Canadian Apartment (TSX: CAR.UN), the Financial sector company, was revisited by a Wall Street analyst yesterday. Analyst Heather Kirk from BMO Capital reiterated a Buy rating, with a C$39 price target.

Kirk has an average return of 16.3% when recommending Canadian Apartment.

According to TipRanks.com, Kirk is ranked #465 out of 4706 analysts.

Currently, the analyst consensus on Canadian Apartment is Moderate Buy and the average price target is C$37.31, representing a 1.4% upside.

In a report issued on November 7, RBC Capital also reiterated a Buy rating on the stock with a C$38 price target.
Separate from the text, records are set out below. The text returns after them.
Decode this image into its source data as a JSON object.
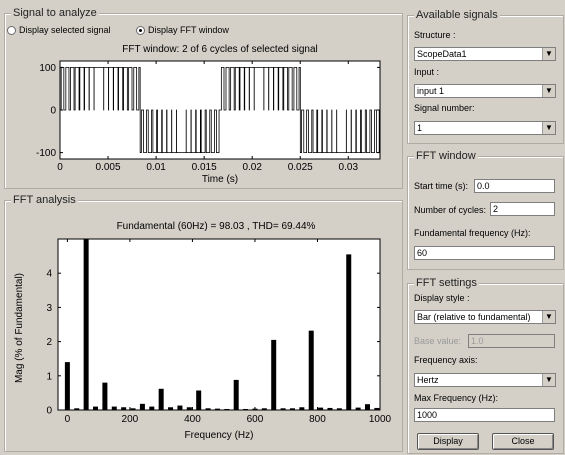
{
  "signal_panel": {
    "title": "Signal to analyze",
    "radio_selected_label": "Display selected signal",
    "radio_fft_label": "Display FFT window",
    "selected_mode": "fft_window"
  },
  "available_signals": {
    "title": "Available signals",
    "structure_label": "Structure :",
    "structure_value": "ScopeData1",
    "input_label": "Input :",
    "input_value": "input 1",
    "signal_number_label": "Signal number:",
    "signal_number_value": "1"
  },
  "fft_window": {
    "title": "FFT window",
    "start_time_label": "Start time (s):",
    "start_time_value": "0.0",
    "cycles_label": "Number of cycles:",
    "cycles_value": "2",
    "fundamental_label": "Fundamental frequency (Hz):",
    "fundamental_value": "60"
  },
  "fft_settings": {
    "title": "FFT settings",
    "display_style_label": "Display style :",
    "display_style_value": "Bar (relative to fundamental)",
    "base_value_label": "Base value:",
    "base_value_value": "1.0",
    "frequency_axis_label": "Frequency axis:",
    "frequency_axis_value": "Hertz",
    "max_freq_label": "Max Frequency (Hz):",
    "max_freq_value": "1000",
    "display_button": "Display",
    "close_button": "Close"
  },
  "fft_analysis": {
    "title": "FFT analysis"
  },
  "colors": {
    "panel_bg": "#d4d0c8",
    "plot_bg": "#ffffff",
    "trace": "#000000"
  },
  "chart_data": [
    {
      "type": "line",
      "title": "FFT window: 2 of 6 cycles of selected signal",
      "xlabel": "Time (s)",
      "ylabel": "",
      "xlim": [
        0,
        0.0333
      ],
      "ylim": [
        -115,
        115
      ],
      "xticks": [
        "0",
        "0.005",
        "0.01",
        "0.015",
        "0.02",
        "0.025",
        "0.03"
      ],
      "yticks": [
        "100",
        "0",
        "-100"
      ],
      "grid": false,
      "waveform": "PWM",
      "amplitude": 100,
      "frequency_hz": 60
    },
    {
      "type": "bar",
      "title": "Fundamental (60Hz) = 98.03 , THD= 69.44%",
      "xlabel": "Frequency (Hz)",
      "ylabel": "Mag (% of Fundamental)",
      "xlim": [
        -30,
        1000
      ],
      "ylim": [
        0,
        5
      ],
      "xticks": [
        "0",
        "200",
        "400",
        "600",
        "800",
        "1000"
      ],
      "yticks": [
        "0",
        "1",
        "2",
        "3",
        "4"
      ],
      "grid": false,
      "x": [
        0,
        30,
        60,
        90,
        120,
        150,
        180,
        210,
        240,
        270,
        300,
        330,
        360,
        390,
        420,
        450,
        480,
        510,
        540,
        570,
        600,
        630,
        660,
        690,
        720,
        750,
        780,
        810,
        840,
        870,
        900,
        930,
        960,
        990
      ],
      "values": [
        1.4,
        0.05,
        5.0,
        0.1,
        0.8,
        0.1,
        0.08,
        0.05,
        0.18,
        0.1,
        0.62,
        0.08,
        0.13,
        0.08,
        0.57,
        0.05,
        0.04,
        0.03,
        0.88,
        0.03,
        0.04,
        0.05,
        2.05,
        0.05,
        0.05,
        0.08,
        2.32,
        0.07,
        0.06,
        0.05,
        4.55,
        0.07,
        0.17,
        0.06
      ]
    }
  ]
}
Based on Canadian Apartment’s latest earnings report for the quarter ending September 30, the company posted quarterly revenue of C$154 million and quarterly net profit of C$216 million. In comparison, last year the company earned revenue of C$151 million and had a net profit of C$131 million.

Canadian Apartment Properties Real Estate Investment Trust owns and operates a portfolio of multi-unit residential rental properties, including apartments, townhomes and manufactured home communities located in and near major urban centers across Canada. Its portfolio includes fee simple interests apartments and townhomes, operating leasehold interests, land leasehold interests and fee simple interests MHC land lease sites. The company was founded by Thomas H. Schwartz and Michael Leon Stein on February 3, 1997 and is headquartered in Toronto, Canada.

The company’s shares closed on Tuesday at C$36.80, close to its 52-week high of C$37.35.